The photos currently published in the Moment web page show a flat mesh guard, but the final production model has internal, integrated mesh guard and pockets at both ends.
Strider: What about ventilation and protection from bugs?
Henry: This other picture shows the back wall synched up from the inside for ventilation - there’s a hook and clip system for doing so. As far as bugs are concerned, please note that there’s a full mesh perimeter between all points between the canopy edge and floor edge. It’s hard to see but it’s there. Anything that looks like a gap (as in the photo above) is actually black, no-see-um mesh. There is no possible way for any bugs to enter once you zip up the mesh door
Strider: How long does it take to set the Moment up?
Henry: The Moment is the fastest, easiest setup in our product line -under 1 minute - and I think the fastest setup on the market. The only quicker setup is one of those 2-second popup shelters which really aren’t practical for backpacking (due to folded size).

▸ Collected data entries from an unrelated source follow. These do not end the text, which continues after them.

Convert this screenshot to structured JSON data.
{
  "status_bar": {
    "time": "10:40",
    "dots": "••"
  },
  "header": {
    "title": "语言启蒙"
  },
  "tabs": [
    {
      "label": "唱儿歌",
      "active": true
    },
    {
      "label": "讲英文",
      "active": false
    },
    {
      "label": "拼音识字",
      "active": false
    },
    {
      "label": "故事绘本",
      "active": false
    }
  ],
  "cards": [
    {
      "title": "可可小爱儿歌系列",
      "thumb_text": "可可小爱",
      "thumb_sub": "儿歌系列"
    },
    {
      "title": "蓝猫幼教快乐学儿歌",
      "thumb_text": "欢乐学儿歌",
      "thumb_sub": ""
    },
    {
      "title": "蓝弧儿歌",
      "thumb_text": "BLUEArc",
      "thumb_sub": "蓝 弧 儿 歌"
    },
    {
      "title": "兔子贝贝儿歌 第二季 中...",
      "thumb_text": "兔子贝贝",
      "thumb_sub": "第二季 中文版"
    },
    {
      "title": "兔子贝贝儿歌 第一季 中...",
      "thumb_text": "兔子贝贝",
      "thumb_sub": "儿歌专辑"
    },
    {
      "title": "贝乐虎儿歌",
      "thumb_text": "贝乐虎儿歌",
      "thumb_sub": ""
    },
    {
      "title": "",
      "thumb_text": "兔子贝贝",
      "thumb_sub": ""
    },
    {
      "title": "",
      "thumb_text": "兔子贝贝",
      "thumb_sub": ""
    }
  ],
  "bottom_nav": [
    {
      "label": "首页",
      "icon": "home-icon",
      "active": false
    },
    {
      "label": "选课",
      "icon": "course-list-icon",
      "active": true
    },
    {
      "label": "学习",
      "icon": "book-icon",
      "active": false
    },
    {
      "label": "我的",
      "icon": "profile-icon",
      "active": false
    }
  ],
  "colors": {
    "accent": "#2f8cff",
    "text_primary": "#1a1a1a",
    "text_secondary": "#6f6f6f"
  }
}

Strider: Could the Moment be used for snow camping?
Henry: Yes, I think so, at least in a limited way. We will list it as “3-season” but it will certainly take some snow loading with the crossing pole and some lighter spring/fall snow without the extra pole. It has steep walls so it sheds precipitation very well.
Strider: Would it be possible to make a shorter (but not lower nor narrower!) version for small backpackers/women/kids? If yes, how much could it be lighter, assuming a floor length of 190⁄200 cm?) Would it be stable?
Henry: No, not while retaining good clearance between the floor ends and canopy edges. The best way to maintain a good gap between the floor and canopy is to push the end back. The only other way to do it is to increase the size of the arch (which then make the shelter taller, wider, and heavier). Lastly, the ends are dimensioned to accept the crossing pole for free-standing setup. Believe me, I thought long and hard about your question when I was designing it.
One further point on this question. The end struts are 18”/46cm long and the end triangle is 20”/51cm wide. Longer struts/wider triangle could be used and it would then be possible to bring the ends in closer to the floor edge. However, such struts would then fold to a longer length and no longer be practical for storage without disassembly.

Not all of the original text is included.